Annually, they put about 4 million pairs of shoes on feet worldwide, supporting over 30,000 corporate clients.
Crews in Europe
Shoes for Crews products are also for sale in Europe. The company has grown immensely throughout Europe since it was first introduced in 2001. Recently, the brand has expanded its reach into Italy and Spain.
The company also has international entities elsewhere in the world, such as in Asia, the Pacific, and Canada.
Bankruptcy in Europe
Crews’ bankruptcy filing is only in the United States. Therefore, the company’s international entities will not be affected by this ongoing bankruptcy case.
These international entities also will not be affected, in any way, by what occurs after this bankruptcy in the United States. Their operations will continue on as normal.
A Shift in Consumer Trends
The announcement of Crews’ Chapter 11 bankruptcy filing is yet another notable change in the retail world. Upon filing for bankruptcy, Crews explained that consumer changes are some of the reasons why they’re facing bankruptcy.
This shift in consumer trends — specifically, consumers moving from shopping at brick-and-mortar stores to now shopping online — has led to many brands and stores to struggle.
Online Shopping
While online shopping has increasingly become popular for many consumers, the COVID-19 pandemic allowed this trend to skyrocket.
Now, many consumers in the United States and around the world enjoy online shopping, rather than going to a store and picking out shoes or clothing items.
Online Shopping Is Here To Stay
According to new data, 66% of buyers now purchase items online that they used to buy in-store. Many studies hint that online shopping is here to stay.
This realization has made many brands, such as Crews, struggle to adapt to an ever-shifting retail landscape.
Competition in the Sneaker Space
Competition in the sneaker space has been relatively hard for many companies for decades now. Across the board, this is because of Nike.
Though Nike has had some recent problems that have hurt its overall business, the company still remains the number one shoe company in the world.
Finding a Spot in the Footwear Industry
Even though Nike remains the number one footwear company, other brands have managed to create their own spot within the footwear industry.
Skechers is one great example of a footwear brand that has managed to create its own devoted following of shoppers, even as Nike continues to dominate.
Crews in the Industry
Crews had also been quite successful in creating their own space within the footwear industry.
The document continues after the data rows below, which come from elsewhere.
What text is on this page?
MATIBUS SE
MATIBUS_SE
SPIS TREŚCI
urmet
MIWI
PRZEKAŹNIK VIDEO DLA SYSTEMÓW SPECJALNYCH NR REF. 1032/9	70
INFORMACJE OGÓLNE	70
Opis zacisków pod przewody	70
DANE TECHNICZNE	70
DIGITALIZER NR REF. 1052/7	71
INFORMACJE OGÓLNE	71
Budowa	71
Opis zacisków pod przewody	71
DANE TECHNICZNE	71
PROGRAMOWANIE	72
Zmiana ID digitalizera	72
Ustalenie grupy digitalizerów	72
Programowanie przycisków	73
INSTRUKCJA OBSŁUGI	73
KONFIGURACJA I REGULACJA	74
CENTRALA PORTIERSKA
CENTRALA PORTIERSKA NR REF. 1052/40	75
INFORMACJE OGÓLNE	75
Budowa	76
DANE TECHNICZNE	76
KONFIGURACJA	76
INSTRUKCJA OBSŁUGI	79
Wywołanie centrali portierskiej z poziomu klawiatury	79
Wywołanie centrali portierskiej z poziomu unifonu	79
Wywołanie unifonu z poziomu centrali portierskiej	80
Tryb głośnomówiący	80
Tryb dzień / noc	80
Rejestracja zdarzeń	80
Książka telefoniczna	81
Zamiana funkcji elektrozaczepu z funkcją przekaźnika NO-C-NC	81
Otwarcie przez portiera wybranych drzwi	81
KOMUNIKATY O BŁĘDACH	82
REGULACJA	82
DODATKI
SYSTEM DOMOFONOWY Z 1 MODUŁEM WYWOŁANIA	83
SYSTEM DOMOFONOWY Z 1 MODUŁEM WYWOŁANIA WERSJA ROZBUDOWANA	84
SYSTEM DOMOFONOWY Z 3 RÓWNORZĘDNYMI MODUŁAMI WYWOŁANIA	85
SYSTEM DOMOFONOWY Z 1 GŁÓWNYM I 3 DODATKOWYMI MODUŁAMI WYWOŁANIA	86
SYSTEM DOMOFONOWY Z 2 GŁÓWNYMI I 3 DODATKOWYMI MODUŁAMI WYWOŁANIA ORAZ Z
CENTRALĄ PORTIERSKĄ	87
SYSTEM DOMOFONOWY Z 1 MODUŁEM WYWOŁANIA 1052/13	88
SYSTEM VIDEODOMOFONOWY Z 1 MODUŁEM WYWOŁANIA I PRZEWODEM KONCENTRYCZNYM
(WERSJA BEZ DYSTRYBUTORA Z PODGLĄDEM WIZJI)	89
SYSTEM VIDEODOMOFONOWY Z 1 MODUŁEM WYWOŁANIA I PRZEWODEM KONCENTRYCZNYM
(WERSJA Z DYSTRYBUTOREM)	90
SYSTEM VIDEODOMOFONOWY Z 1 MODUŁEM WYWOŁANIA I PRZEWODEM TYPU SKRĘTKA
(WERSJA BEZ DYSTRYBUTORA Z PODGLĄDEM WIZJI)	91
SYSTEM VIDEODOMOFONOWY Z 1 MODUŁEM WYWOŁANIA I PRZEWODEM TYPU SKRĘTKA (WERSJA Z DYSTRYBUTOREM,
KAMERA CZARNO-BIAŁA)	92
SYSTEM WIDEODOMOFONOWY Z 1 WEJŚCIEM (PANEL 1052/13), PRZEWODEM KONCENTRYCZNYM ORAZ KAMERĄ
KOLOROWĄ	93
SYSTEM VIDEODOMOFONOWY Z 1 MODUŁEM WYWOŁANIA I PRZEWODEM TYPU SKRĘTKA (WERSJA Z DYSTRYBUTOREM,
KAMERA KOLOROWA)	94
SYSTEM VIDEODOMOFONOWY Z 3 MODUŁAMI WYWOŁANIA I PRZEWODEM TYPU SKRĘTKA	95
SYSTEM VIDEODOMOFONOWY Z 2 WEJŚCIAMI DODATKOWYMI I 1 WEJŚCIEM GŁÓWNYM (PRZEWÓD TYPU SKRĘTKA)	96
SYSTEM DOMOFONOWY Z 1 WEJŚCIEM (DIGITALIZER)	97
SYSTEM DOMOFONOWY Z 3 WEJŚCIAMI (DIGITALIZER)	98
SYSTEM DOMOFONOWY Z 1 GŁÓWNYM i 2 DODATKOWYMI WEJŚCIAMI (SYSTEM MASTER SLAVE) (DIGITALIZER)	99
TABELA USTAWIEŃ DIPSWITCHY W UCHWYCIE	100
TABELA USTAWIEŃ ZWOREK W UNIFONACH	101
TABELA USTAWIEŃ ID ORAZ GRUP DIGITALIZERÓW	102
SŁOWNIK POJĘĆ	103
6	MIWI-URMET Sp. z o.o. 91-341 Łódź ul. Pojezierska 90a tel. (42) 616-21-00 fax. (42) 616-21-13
By dedicating their products to be for employees, the company’s slip-resistant shoes did thrive, once upon a time.
Many workers need slip-resistant shoes that are comfortable and reliable. Crews was — and may continue to be — a brand that people rely on.
Looking Forward with Hope
President and CEO Donald Watros, sees the bankruptcy not as an end but as a strategic pivot towards an optimistic future.
He said “Today’s announcement marks an important step forward for Shoes For Crews that will position us financially to continue investing in our industry-leading products and delivering for our valued customers well into the future. We are confident that with a stronger balance sheet and the strong support of new ownership, Shoes For Crews will be on track to continue in our mission of creating a safer workplace by continuing to develop and provide the leading slip-resistant footwear to bring every employee home safely.”